La mise en oeuvre de la responsabilité de protéger - Rapport du secrétaire général (A/63/677)

Report
from UN General Assembly
Published on 12 Jan 2009 View Original
Soixante-troisième session
Points 44 et 107 de l'ordre du jour

Application et suivi intégrés et coordonnés des textes
issus des grandes conférences et réunions au sommet
organisées par les Nations Unies dans les domaines
économique et social et dans les domaines connexes

Suivi des textes issus du Sommet du Millénaire

Résumé

Le présent rapport traite de l'un des problèmes cruciaux de notre époque, qui est posé aux paragraphes 138 et 139 du Document final du Sommet mondial de 2005 : donner une dimension opérationnelle à la responsabilité de protéger (souvent désignée en français par l'abréviation R2P). Les chefs d'état et de gouvernement ont affirmé à l'unanimité lors du Sommet que « [c]'est à chaque état qu'il incombe de protéger ses populations du génocide, des crimes de guerre, du nettoyage ethnique et des crimes contre l'humanité ». Ils sont également convenus que la communauté internationale devait aider les états à s'acquitter de cette responsabilité et à se doter des moyens d'assurer cette protection. Ils ont néanmoins confirmé que, lorsqu'un état « n'assure manifestement pas » la protection de ses populations contre les quatre types spécifiés de crimes et de violations, la communauté internationale était prête à mener « en temps voulu une action collective résolue », par l'entremise du Conseil de sécurité, conformément à la Charte des Nations Unies. Comme il est souligné dans le présent rapport, pour dissuader des états ou des groupes d'états de détourner la responsabilité de protéger à des fins inappropriées, le meilleur moyen serait de développer pleinement la stratégie, les normes, les procédures, les instruments et les pratiques de l'Organisation des Nations Unies pour mettre en oeuvre cette responsabilité.
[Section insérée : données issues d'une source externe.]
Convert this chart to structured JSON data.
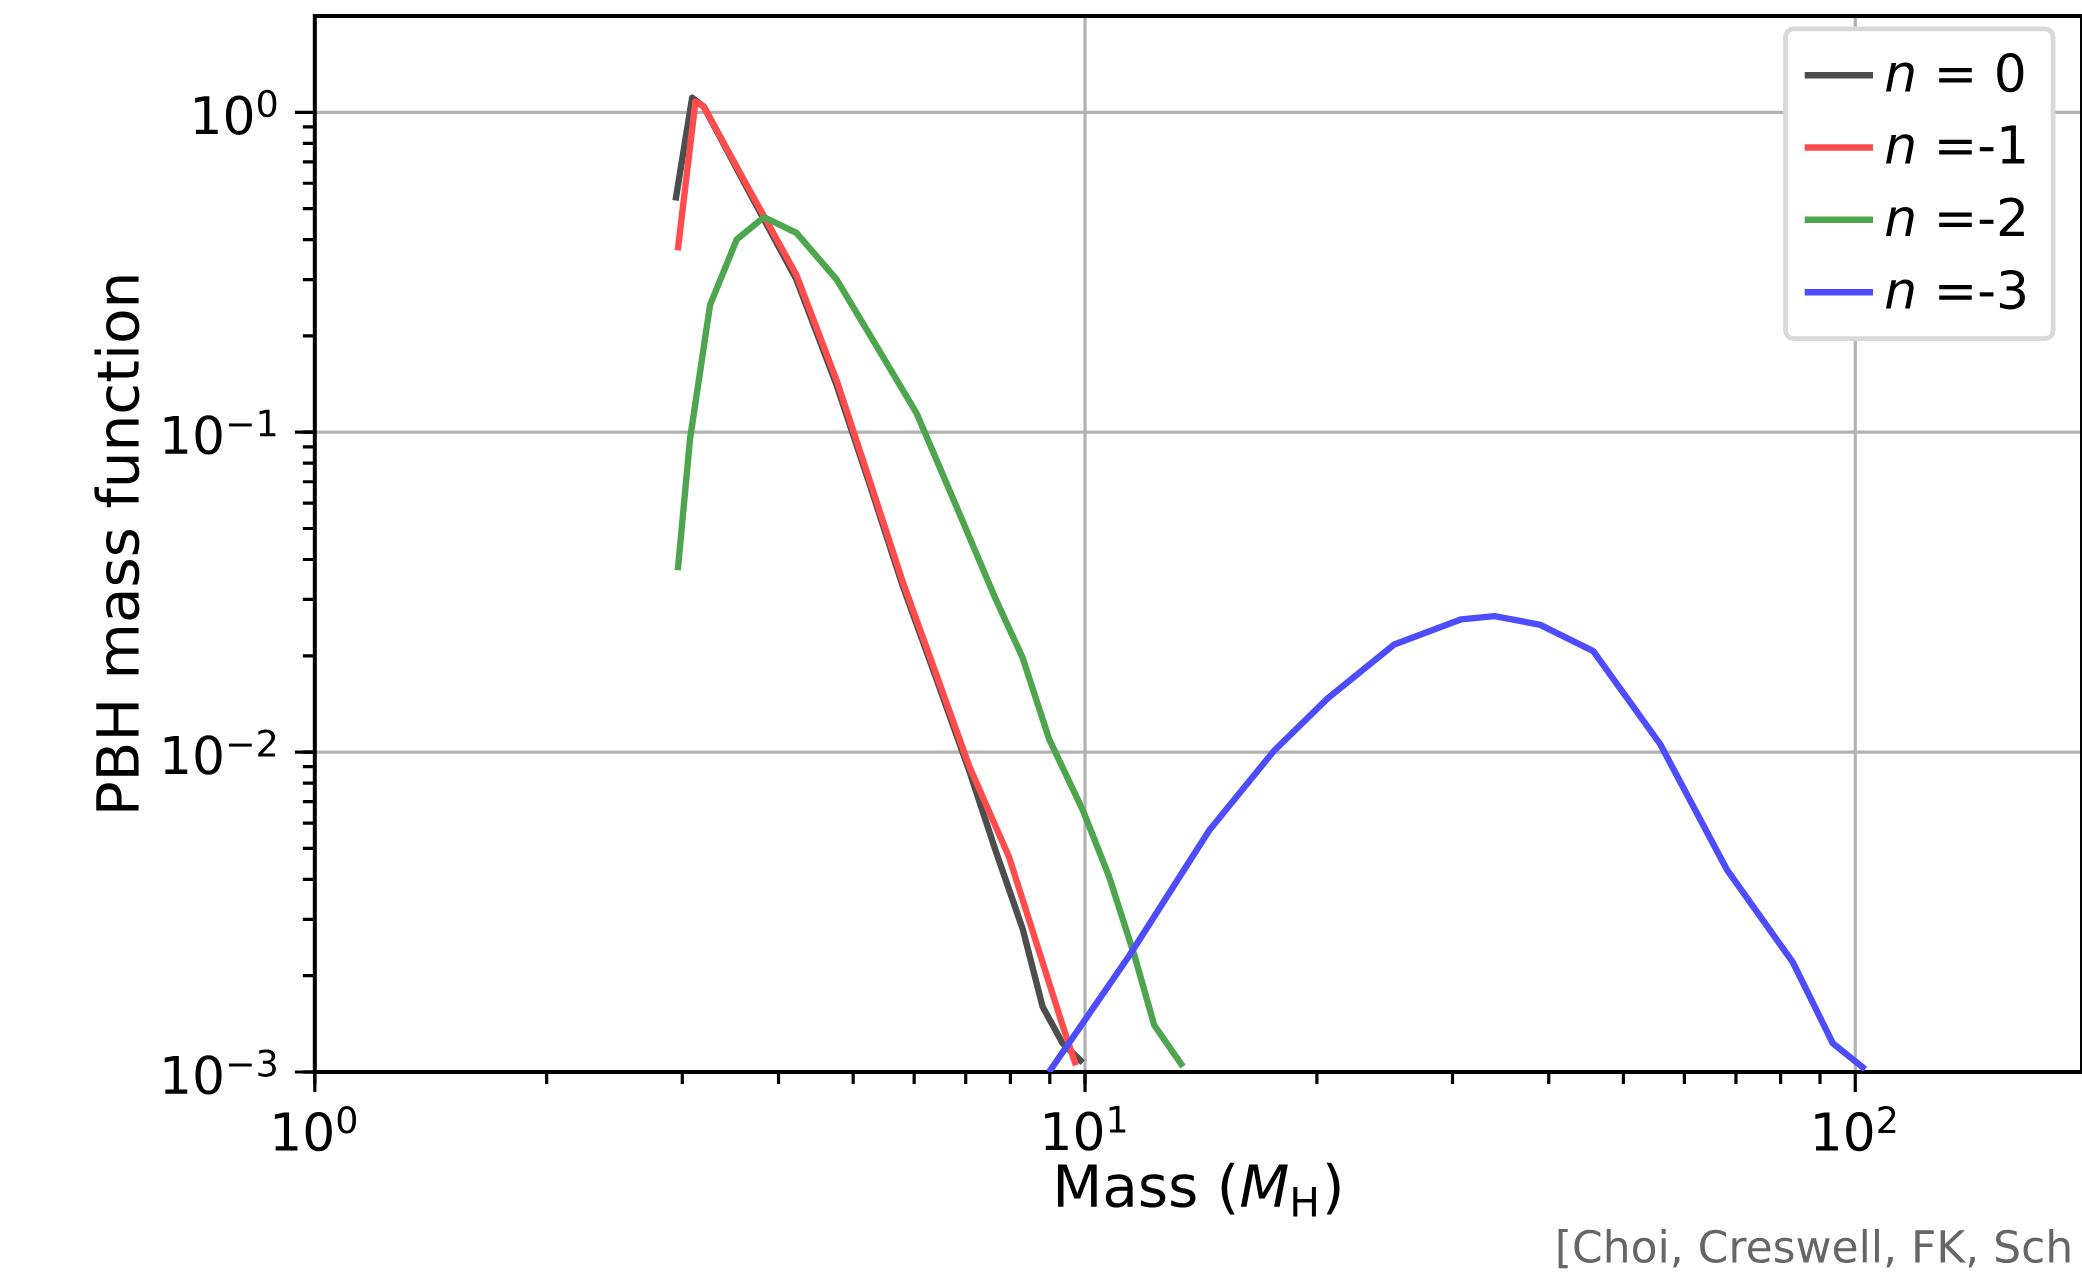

Ce mandat et son contexte historique, juridique et politique sont exposés dans la section I du présent rapport.

Il est ensuite esquissé une stratégie fondée sur trois piliers en vue d'exécuter l'ordre du jour fixé par les chefs d'état et de gouvernement lors du Sommet, à savoir :

Premier pilier
Les responsabilités de l'état en matière de protection (sect. II)

Deuxième pilier
Assistance internationale et renforcement des capacités (sect. III)

Troisième pilier
Réaction résolue en temps voulu (sect. IV)

La stratégie met l'accent sur la valeur de la prévention et, en cas d'échec de celle-ci, d'une réaction précoce et souple adaptée aux circonstances précises de chaque cas. Il n'y a pas de schéma prédéterminé de passage d'un pilier à l'autre, et aucun n'est censé être plus important qu'un autre. Comme tout autre édifice, la structure de la responsabilité de protéger repose sur l'égalité de chacun de ses piliers quant à leur taille, leur solidité et leur viabilité. Le rapport présente aussi des exemples de politiques et de pratiques qui contribuent, ou pourraient contribuer, à la réalisation des objectifs visés par la responsabilité de protéger au titre de chacun des piliers.

Les perspectives d'avenir sont examinées dans la section V. Au paragraphe 71 en particulier, il est proposé cinq points que l'Assemblée générale souhaitera peutêtre prendre en considération dans le cadre du mandat qu'elle a reçu de « poursuivre l'examen » en vertu du paragraphe 139 du Document final du Sommet. Quelques réflexions préliminaires sur l'alerte rapide et l'évaluation, dont la nécessité est visée au paragraphe 138 du Document final, sont présentées dans l'annexe.

Certaines orientations qui ont été proposées lors de la procédure de consultation et qui mériteraient peut-être d'être approfondies au fil du temps par les états Membres figurent en caractères gras; le Secrétaire général n'invite pas l'Assemblée générale à ce stade à prendre de décision précise à leur sujet.